Pancakes Recipe For One

2 min read 26-02-2025

Pancakes Recipe For One

Are you tired of making a whole batch of pancakes only to have leftovers for days? Do you crave a delicious, fluffy pancake but don't want the fuss? Then this recipe is for you! This single-serving pancake recipe is perfect for a quick and easy breakfast, a satisfying brunch, or even a delightful late-night snack. It’s so simple, even the busiest mornings can accommodate this easy recipe, making it ideal for those seeking healthy meals and quick dinner ideas, especially on busy weekdays. Let's dive into this homemade cooking masterpiece!

Ingredients:

  • 1 large egg
  • 1 tablespoon milk (any kind will do!)
  • 1 tablespoon melted butter (or oil, for a vegan option)
  • 1/4 cup all-purpose flour (or gluten-free blend for a different twist)
  • 1 teaspoon sugar (adjust to your sweetness preference)
  • 1/4 teaspoon baking powder
  • Pinch of salt

Instructions:

  1. Whisk it up: In a small bowl, whisk together the egg, milk, and melted butter until well combined. This simple step lays the foundation for a perfect texture.

  2. Dry ingredients: In a separate small bowl, whisk together the flour, sugar, baking powder, and salt. This prevents lumps and ensures even distribution throughout your batter.

  3. Combine: Gently pour the wet ingredients into the dry ingredients and whisk until just combined. Don't overmix; a few lumps are okay! Overmixing leads to tough pancakes.

  4. Heat the pan: Heat a lightly oiled non-stick skillet or griddle over medium heat. For best results, use a small pan (around 6 inches) to keep the pancake manageable.

  5. Cook the pancake: Pour about 1/4 of the batter onto the hot skillet. Cook for 2-3 minutes per side, or until golden brown and cooked through.

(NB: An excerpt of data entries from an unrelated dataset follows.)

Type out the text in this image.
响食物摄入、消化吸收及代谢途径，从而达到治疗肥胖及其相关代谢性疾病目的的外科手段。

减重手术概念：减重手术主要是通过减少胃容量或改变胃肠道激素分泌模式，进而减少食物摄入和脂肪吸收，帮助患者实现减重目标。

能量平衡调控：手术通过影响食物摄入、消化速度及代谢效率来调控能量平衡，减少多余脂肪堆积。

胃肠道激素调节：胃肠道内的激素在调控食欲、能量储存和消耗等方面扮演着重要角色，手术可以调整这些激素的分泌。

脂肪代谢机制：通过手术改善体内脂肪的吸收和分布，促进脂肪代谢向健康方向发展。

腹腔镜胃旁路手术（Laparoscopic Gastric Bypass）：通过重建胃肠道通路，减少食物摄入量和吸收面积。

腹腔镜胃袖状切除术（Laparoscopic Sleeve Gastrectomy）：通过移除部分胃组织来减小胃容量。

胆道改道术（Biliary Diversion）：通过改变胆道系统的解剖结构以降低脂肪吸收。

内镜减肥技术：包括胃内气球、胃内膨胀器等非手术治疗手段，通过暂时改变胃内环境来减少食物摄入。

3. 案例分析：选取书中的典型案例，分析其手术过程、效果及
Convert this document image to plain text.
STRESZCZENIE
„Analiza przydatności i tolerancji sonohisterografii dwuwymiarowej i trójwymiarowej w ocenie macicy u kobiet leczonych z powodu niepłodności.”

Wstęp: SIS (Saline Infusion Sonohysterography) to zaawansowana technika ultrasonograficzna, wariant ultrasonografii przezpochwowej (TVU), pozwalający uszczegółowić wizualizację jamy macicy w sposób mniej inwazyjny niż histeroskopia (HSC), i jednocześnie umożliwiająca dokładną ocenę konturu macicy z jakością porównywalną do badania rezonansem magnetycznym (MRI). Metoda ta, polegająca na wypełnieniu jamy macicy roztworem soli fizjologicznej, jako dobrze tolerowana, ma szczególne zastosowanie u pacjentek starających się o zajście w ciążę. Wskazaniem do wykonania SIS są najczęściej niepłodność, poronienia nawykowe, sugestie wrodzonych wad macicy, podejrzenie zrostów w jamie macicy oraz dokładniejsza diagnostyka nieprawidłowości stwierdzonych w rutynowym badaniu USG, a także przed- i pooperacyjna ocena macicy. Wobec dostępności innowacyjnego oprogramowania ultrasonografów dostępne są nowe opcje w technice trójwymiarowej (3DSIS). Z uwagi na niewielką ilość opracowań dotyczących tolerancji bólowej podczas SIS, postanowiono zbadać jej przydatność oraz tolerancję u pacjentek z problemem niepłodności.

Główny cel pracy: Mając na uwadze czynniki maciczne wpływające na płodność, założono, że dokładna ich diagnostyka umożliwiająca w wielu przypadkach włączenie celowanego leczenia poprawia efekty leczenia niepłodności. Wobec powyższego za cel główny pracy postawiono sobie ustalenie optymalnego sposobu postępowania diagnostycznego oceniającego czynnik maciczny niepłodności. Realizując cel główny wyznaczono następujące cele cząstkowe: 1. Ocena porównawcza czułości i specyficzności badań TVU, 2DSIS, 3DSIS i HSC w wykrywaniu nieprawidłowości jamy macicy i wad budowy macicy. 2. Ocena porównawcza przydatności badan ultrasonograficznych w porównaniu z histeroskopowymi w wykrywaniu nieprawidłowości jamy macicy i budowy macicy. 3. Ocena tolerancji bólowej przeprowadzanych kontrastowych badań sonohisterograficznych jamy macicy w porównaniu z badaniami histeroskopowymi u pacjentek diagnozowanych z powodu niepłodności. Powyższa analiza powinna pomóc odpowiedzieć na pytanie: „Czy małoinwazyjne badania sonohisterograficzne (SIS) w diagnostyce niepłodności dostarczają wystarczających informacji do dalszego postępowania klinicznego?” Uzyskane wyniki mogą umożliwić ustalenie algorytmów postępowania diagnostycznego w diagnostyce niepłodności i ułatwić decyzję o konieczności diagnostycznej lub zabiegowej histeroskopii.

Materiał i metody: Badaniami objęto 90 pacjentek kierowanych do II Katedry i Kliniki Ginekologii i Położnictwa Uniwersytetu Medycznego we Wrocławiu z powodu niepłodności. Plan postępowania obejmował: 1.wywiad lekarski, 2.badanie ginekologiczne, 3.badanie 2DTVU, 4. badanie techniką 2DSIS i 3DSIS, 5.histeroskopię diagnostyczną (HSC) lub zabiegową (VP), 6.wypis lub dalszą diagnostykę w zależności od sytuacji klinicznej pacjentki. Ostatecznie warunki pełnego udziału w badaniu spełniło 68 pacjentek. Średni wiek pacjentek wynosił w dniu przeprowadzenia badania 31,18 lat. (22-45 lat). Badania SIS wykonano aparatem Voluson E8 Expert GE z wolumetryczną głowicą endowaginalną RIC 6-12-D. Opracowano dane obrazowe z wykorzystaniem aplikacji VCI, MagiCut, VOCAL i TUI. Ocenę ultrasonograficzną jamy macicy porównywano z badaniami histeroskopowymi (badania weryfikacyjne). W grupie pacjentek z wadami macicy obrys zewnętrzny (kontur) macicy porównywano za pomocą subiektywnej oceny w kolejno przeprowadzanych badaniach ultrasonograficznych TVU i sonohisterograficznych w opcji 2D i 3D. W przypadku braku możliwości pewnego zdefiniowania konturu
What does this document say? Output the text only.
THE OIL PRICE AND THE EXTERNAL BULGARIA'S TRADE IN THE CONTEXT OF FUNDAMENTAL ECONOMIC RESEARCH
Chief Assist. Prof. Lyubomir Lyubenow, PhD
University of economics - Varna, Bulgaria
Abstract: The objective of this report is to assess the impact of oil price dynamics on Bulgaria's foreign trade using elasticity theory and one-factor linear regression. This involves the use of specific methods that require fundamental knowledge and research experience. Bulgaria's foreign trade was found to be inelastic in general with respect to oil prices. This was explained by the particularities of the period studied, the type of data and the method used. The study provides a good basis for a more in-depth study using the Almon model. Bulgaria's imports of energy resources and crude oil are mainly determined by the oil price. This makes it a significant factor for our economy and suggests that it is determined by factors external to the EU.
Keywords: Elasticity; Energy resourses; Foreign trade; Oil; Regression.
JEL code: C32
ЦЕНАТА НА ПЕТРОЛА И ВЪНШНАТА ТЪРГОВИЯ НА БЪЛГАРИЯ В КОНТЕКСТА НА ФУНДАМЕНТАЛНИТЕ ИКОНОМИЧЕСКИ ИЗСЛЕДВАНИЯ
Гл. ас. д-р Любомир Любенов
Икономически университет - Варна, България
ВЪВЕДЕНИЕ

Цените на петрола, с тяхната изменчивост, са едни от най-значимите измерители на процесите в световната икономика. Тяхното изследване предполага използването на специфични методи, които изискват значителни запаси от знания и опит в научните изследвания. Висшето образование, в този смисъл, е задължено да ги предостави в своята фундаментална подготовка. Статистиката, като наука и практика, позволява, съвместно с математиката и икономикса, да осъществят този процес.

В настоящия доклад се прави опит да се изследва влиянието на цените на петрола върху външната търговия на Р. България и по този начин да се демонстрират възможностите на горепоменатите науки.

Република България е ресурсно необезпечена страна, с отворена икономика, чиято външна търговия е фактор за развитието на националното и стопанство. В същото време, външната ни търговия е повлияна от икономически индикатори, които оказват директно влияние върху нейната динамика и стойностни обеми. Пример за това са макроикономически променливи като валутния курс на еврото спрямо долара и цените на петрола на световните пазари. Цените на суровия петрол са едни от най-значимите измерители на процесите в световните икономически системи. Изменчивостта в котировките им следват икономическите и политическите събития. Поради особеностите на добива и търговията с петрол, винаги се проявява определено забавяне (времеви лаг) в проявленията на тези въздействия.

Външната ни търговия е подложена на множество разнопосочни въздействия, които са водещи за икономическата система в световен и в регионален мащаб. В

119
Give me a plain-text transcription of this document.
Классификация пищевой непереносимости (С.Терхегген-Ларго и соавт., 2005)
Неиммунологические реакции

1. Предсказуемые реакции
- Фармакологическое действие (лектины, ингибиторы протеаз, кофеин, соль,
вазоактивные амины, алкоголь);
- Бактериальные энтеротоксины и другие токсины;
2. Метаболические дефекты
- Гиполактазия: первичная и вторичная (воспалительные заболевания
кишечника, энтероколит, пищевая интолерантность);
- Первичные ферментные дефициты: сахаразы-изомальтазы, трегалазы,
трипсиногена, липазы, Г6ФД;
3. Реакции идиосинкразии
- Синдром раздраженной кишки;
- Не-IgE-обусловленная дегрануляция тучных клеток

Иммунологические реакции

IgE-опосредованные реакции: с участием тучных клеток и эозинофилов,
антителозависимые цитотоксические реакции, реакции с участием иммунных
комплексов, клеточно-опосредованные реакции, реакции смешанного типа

Flip it once bubbles start to appear on the surface.

  6. Serve: Remove the pancake from the skillet and serve immediately. Top with your favorite toppings like fresh fruit, whipped cream, a drizzle of maple syrup, or a sprinkle of powdered sugar.

Tips for Perfect Pancakes:

  • Don't overmix: Overmixing develops the gluten in the flour, resulting in tough pancakes. Mix just until the ingredients are combined.
  • Adjust the heat: Medium heat is ideal. If the pancakes are browning too quickly, reduce the heat slightly.
  • Get creative with toppings: Experiment with different toppings to find your favorite combination. Consider berries, chocolate chips, nuts, or even a dollop of yogurt.

Variations:

  • Blueberry Pancakes: Add 1/4 cup of fresh or frozen blueberries to the batter.
  • Chocolate Chip Pancakes: Stir in 1 tablespoon of chocolate chips.
  • Banana Pancakes: Mash half a ripe banana into the batter for added sweetness and moisture.

Nutritional Information (Approximate per serving):

This nutritional information is an estimate and may vary depending on the specific ingredients used.

  • Calories: Approximately 200-250
  • Protein: Approximately 5-7g
  • Carbohydrates: Approximately 30-35g
  • Fat: Approximately 8-10g

This single-serving pancake recipe offers a delicious and convenient way to enjoy this breakfast classic. It's quick, easy, and customizable to your liking, making it a perfect addition to your repertoire of easy recipes and delicious dishes. Whether you’re a seasoned home cook or just starting out, this recipe is sure to become a new favorite. Enjoy!